Rating: 4.4875 out of 5 stars
4.5/5
40 ratings2 reviews
- Rating: 4 out of 5 stars4/5Soon after the attack on Pearl Harbor, Sid Phillips enlisted with the U.S. Marines. His book follows him from his enlistment until he mustered out after the war. The heart of the book, as the sub-title indicates, is the time he spent on Guadalcanal. As Phillips states in the beginning of the book, this is not a history of the war or of Guadalcanal. The book is primarily made up of primarily humorous anecdotes surrounding events Phillips was involved in. You definitely won’t gain an understanding of the battle for Guadalcanal from reading this, but the Marines on the island didn’t have much of an understanding of what was actually happening and its broader impacts. I think you do get a feel for what life was like for the Marines there. Phillips was apparently featured in Ken Burns’ documentary “The War”, as well as the recent HBO series “The Pacific”. Worth reading to see the Marine-level view of one of the earliest battles in the Pacific. I received an ARC of this book from the publisher.
- Rating: 4 out of 5 stars4/5If you saw Ken Burn's documentary, The War or the HBO miniseries, The Pacific, then you already know about Sid Phillips.
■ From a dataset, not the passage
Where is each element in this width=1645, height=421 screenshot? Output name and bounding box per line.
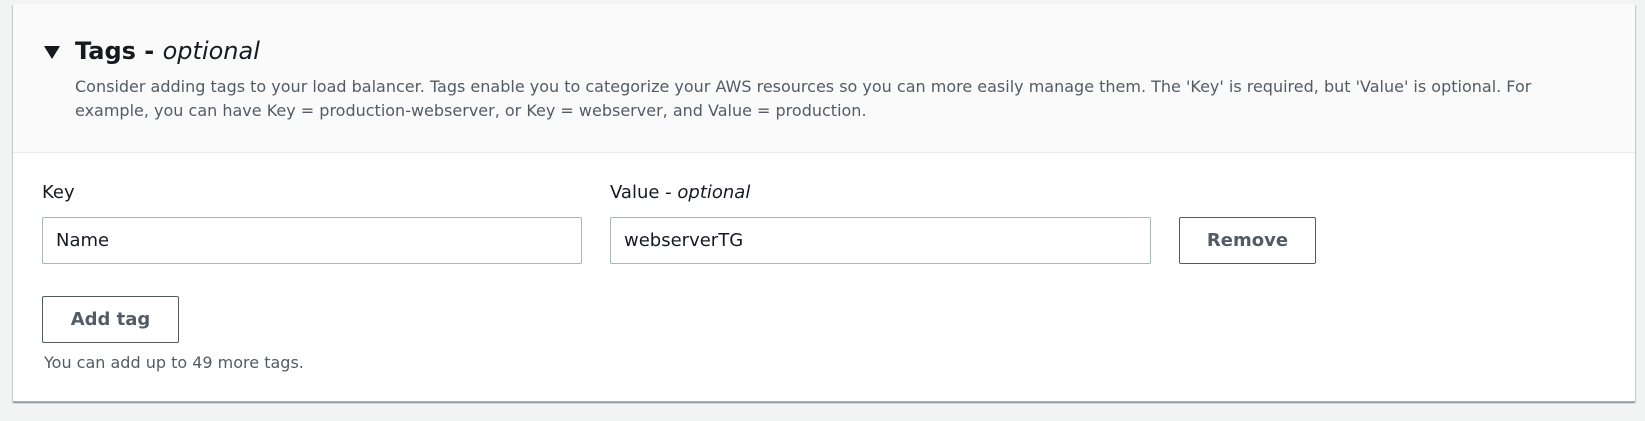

He played a major role in both by recounting his experiences as a private in a mortar platoon in the South Pacific during World War II. In this book Sid tells in detail his life in the Marine Corps. The day after Pearl Harbor was attacked, seventeen year old Sid and his friend, went down to enlist in the military. There was no waiting in line at the Marine recruiter's office so he signed up. This may have been the only time in his Marine career that he didn't have to hurry up and then wait in line. The boy who entered training at Parris Island would come home a man after enduring the hell of Guadalcanal. It is a tribute to Sid's character, that his memoir dwells not on the tragedy and grief that surrounded this life, but on the rich relationships he formed. Their humor, both light and dark, helped the young Marines endure seemingly endless heat, exhaustion, deprivation, and pain in a campaign that in those early days of the war, left them feeling alone and forgotten.